Now we can check to make sure our DataFrame is loaded property. For longer DataFrames like this one, `pandas` will show the first and last 5 rows by default:

In [8]:
contracts

Unnamed: 0,area,classification,project status,project name,description
0,"oil, gas, petrochemicals",field development,under construction,construction of a new gas injection station in...,
1,"oil, gas, petrochemicals",field development,finished,final design of 3d seismic data harvesting ope...,
2,"oil, gas, petrochemicals",field development,finished,seismic operations in azadegan north oil field,
3,"oil, gas, petrochemicals",field development,finished,timab-changoleh three-dimensional seismic oper...,-
4,"oil, gas, petrochemicals",refinery industries,under construction,construction and civil operations of iran lng ...,-
...,...,...,...,...,...
105,civil engineering and industry,communication and information technology,in progress,telecommunications and the sixth gas transmiss...,-
106,civil engineering and industry,special structures,special structures,nature bridge,-
107,civil engineering and industry,special structures,special structures,class bridge and sadr tunnel,-
108,civil engineering and industry,special structures,special structures,persian gulf lake crown buildings,-


We can use the `head()` function, which by default shows us the first 5 rows of our DataFrame:

In [9]:
contracts.head()

Unnamed: 0,area,classification,project status,project name,description
0,"oil, gas, petrochemicals",field development,under construction,construction of a new gas injection station in...,
1,"oil, gas, petrochemicals",field development,finished,final design of 3d seismic data harvesting ope...,
2,"oil, gas, petrochemicals",field development,finished,seismic operations in azadegan north oil field,
3,"oil, gas, petrochemicals",field development,finished,timab-changoleh three-dimensional seismic oper...,-
4,"oil, gas, petrochemicals",refinery industries,under construction,construction and civil operations of iran lng ...,-


We can also use the `shape` property of the DataFrame to see the dimensions of our data.
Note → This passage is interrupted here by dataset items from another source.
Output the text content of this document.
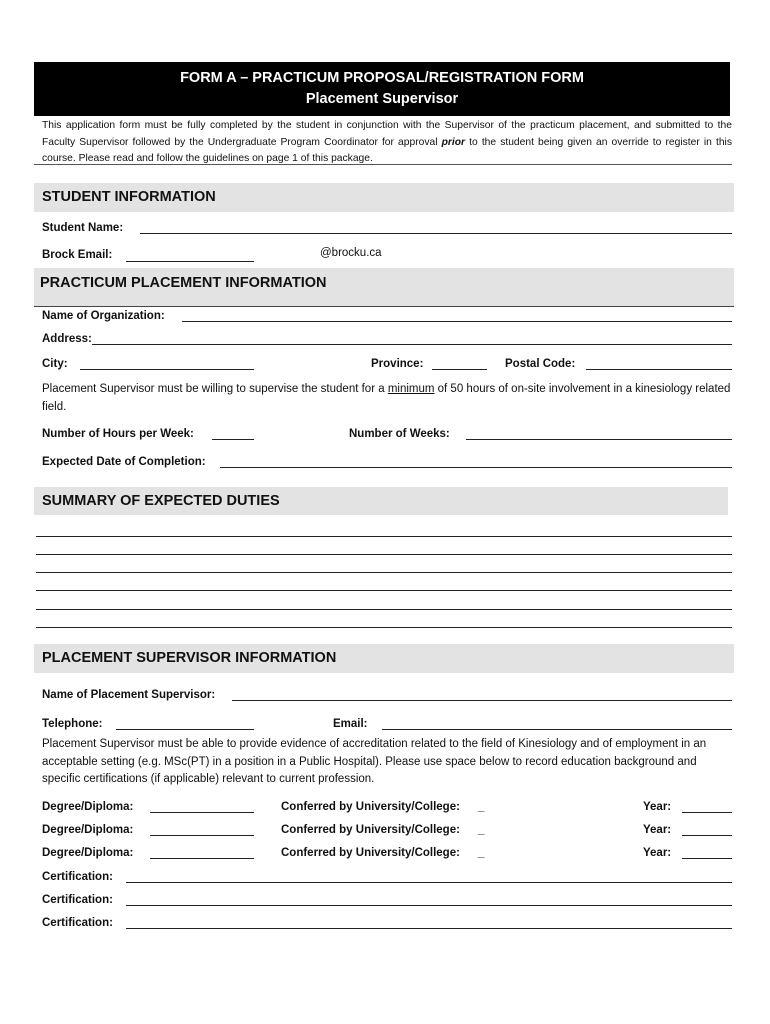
FORM A – PRACTICUM PROPOSAL/REGISTRATION FORM
Placement Supervisor
This application form must be fully completed by the student in conjunction with the Supervisor of the practicum placement, and submitted to the Faculty Supervisor followed by the Undergraduate Program Coordinator for approval prior to the student being given an override to register in this course. Please read and follow the guidelines on page 1 of this package.
STUDENT INFORMATION
Student Name:
Brock Email:	@brocku.ca
PRACTICUM PLACEMENT INFORMATION
Name of Organization:
Address:
City:	Province:	Postal Code:
Placement Supervisor must be willing to supervise the student for a minimum of 50 hours of on-site involvement in a kinesiology related field.
Number of Hours per Week:	Number of Weeks:
Expected Date of Completion:
SUMMARY OF EXPECTED DUTIES
PLACEMENT SUPERVISOR INFORMATION
Name of Placement Supervisor:
Telephone:	Email:
Placement Supervisor must be able to provide evidence of accreditation related to the field of Kinesiology and of employment in an acceptable setting (e.g. MSc(PT) in a position in a Public Hospital). Please use space below to record education background and specific certifications (if applicable) relevant to current profession.
Degree/Diploma:	Conferred by University/College: _	Year:
Degree/Diploma:	Conferred by University/College: _	Year:
Degree/Diploma:	Conferred by University/College: _	Year:
Certification:
Certification:
Certification:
In this case we have 110 rows and 5 columns:

In [10]:
contracts.shape

(110, 5)

### Saving data to a file
After we do out data analysis and processing, we may want to store our processed data in another file to reference later. For example, if we wanted to save our earlier DataFrame `df` from before into a CSV, we could use `to_csv()`:

In [11]:
df.to_csv("../../output/1.1_data-output-example.csv")

Note that if this command didn't work for you, then you might need to make an `output` folder in the root directory of this project!

### Other file formats

On other occasions, you may need to read/write data to other file formats like an Excel spreadsheet or a JSON file. You can always look up what functions are provided in `pandas` using the [API reference](https://pandas.pydata.org/pandas-docs/stable/reference/io.html). For example, [it would tell you](https://pandas.pydata.org/pandas-docs/stable/reference/io.html#excel) that you can read an Excel file to a DataFrame using `read_excel()`.

And of course, you can always try using a search engine to help you if you have any problems too!